By 2013, when PSNH made the decision to install meters that could not provide interval usage data, it was clear that such data presented several types of economic harm to PSNH," Alvarez testifies. "For example, research indicates that the time-varying rates AMI meters make possible can reduce both system peak demand and energy use.

"PSNH profits increase when the Company invests in the transmission and distribution infrastructure required to satisfy system peak demand, biasing the Company against time-varying rates and peak-time rebate programs," Alvarez continues. "PSNH profits decrease when energy sales volumes fall between rate cases, biasing the Company against the conservation potential offered by AMI meters."

Disallowing that $42 million investment as imprudent would send a message to utility shareholders everywhere that in New Hampshire we expect investor-owned utilities to act in the best interests of their customers if they expect a return on their investment.

Overall, Eversource is seeking a rate increase of almost $70 million a year, even without the future step adjustments. We think Eversource deserves only a $23.3 million increase - which is, by the way, still a lot of money. For Liberty, a much smaller company, we propose trimming a requested $6.6 million increase down to $3.4 million.

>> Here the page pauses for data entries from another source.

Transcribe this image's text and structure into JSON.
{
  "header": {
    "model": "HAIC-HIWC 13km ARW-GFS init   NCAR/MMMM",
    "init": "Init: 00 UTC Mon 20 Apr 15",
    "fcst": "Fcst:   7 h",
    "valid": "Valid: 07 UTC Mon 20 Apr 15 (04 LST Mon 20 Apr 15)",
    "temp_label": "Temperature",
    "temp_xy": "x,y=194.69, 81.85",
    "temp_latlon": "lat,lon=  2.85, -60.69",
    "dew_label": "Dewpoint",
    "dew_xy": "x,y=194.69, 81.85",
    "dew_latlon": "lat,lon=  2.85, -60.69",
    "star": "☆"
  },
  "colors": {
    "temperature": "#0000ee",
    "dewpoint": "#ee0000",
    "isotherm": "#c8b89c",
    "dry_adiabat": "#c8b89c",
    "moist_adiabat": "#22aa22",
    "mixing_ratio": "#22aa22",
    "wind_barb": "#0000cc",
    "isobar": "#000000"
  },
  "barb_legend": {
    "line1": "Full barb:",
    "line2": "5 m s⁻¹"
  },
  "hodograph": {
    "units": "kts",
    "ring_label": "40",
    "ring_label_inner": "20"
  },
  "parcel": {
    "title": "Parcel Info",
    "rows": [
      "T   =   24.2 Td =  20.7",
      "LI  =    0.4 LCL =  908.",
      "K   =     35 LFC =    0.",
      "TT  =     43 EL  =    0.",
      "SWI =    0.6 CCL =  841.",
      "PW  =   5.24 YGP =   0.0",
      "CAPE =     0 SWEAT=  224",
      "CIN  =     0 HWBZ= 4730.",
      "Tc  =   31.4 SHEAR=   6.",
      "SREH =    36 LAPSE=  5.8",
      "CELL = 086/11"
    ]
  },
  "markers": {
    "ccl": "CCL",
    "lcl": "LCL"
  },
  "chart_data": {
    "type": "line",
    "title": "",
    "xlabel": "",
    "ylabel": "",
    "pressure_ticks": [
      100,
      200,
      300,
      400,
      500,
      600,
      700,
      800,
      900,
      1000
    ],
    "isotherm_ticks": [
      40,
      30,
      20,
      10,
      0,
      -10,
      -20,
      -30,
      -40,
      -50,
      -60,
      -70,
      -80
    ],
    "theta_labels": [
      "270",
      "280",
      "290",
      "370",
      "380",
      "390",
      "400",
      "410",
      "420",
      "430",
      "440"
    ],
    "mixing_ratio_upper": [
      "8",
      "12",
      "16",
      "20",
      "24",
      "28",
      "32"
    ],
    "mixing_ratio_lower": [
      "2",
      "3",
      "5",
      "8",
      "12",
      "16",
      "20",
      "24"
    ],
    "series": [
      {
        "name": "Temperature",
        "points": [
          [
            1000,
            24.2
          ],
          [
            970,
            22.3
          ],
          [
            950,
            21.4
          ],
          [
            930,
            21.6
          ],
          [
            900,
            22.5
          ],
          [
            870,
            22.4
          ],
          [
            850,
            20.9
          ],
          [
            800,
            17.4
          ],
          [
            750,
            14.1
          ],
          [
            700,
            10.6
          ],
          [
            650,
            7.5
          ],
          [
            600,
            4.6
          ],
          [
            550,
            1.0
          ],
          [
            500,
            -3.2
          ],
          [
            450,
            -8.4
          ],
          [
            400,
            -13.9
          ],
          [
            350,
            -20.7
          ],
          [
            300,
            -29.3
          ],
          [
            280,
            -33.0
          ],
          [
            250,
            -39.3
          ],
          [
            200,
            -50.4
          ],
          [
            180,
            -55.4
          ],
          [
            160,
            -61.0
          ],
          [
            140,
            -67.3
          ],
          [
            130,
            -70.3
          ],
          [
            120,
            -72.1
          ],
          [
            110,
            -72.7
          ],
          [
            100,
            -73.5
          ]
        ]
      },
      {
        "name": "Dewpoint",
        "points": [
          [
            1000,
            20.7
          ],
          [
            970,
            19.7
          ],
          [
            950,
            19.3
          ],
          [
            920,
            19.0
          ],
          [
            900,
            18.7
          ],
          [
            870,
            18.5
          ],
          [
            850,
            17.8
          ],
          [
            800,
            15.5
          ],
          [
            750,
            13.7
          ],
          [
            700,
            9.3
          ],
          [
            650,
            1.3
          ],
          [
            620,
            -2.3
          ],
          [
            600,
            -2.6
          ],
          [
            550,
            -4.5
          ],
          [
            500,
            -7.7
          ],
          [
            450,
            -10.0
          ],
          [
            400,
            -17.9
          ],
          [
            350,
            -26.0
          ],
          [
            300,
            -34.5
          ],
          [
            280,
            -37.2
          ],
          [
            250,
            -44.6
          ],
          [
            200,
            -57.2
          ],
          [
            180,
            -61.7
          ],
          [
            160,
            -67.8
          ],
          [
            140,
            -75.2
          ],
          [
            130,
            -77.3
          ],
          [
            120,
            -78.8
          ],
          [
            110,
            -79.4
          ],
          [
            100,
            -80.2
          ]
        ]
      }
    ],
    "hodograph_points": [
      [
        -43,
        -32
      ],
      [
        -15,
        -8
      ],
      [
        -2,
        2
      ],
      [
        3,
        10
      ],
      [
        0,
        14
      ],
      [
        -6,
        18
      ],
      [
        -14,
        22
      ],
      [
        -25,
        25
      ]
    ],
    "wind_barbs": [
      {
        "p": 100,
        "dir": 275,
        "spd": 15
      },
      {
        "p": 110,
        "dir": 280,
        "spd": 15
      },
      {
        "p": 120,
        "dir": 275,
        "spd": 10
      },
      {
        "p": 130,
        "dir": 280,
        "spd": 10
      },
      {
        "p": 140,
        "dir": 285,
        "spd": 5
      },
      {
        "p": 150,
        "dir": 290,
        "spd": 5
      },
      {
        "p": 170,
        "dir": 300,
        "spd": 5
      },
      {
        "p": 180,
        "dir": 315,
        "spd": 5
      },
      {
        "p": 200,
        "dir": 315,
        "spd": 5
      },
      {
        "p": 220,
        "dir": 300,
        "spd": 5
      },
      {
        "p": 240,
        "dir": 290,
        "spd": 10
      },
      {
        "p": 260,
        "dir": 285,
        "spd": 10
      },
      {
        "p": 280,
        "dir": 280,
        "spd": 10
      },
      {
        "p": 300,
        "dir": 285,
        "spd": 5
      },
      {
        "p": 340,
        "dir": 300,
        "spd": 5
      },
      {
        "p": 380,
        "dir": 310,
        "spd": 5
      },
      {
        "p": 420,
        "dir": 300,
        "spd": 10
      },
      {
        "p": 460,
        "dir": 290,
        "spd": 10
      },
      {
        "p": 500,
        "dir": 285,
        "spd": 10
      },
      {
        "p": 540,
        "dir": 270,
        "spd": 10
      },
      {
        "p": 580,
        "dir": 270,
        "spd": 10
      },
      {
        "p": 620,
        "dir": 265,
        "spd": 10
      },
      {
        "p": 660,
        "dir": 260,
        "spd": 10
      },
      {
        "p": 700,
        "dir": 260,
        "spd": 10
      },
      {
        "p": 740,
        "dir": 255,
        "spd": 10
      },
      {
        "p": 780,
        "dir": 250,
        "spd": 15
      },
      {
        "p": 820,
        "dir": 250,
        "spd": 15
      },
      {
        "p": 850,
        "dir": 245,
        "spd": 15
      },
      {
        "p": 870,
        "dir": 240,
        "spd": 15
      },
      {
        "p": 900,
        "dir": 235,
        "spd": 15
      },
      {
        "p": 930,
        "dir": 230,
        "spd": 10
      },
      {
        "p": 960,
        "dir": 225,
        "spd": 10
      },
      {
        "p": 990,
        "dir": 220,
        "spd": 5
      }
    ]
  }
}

To fight off these ratepayer-favorable contentions, Liberty and Eversource will arrive with their armies of lawyers and experts when the scheduled hearings take place at the PUC in March and April, respectively. No, this won't be World War III. It will just feel that way.

Power to the People is a column by D. Maurice Kreis, New Hampshire's Consumer Advocate. Kreis and his staff of four represent the interests of residential utility customers before the NH Public Utilities Commission and elsewhere. It is co-published by Manchester Ink Link and InDepthNH.org and distributed as a public service to news outlets across the state.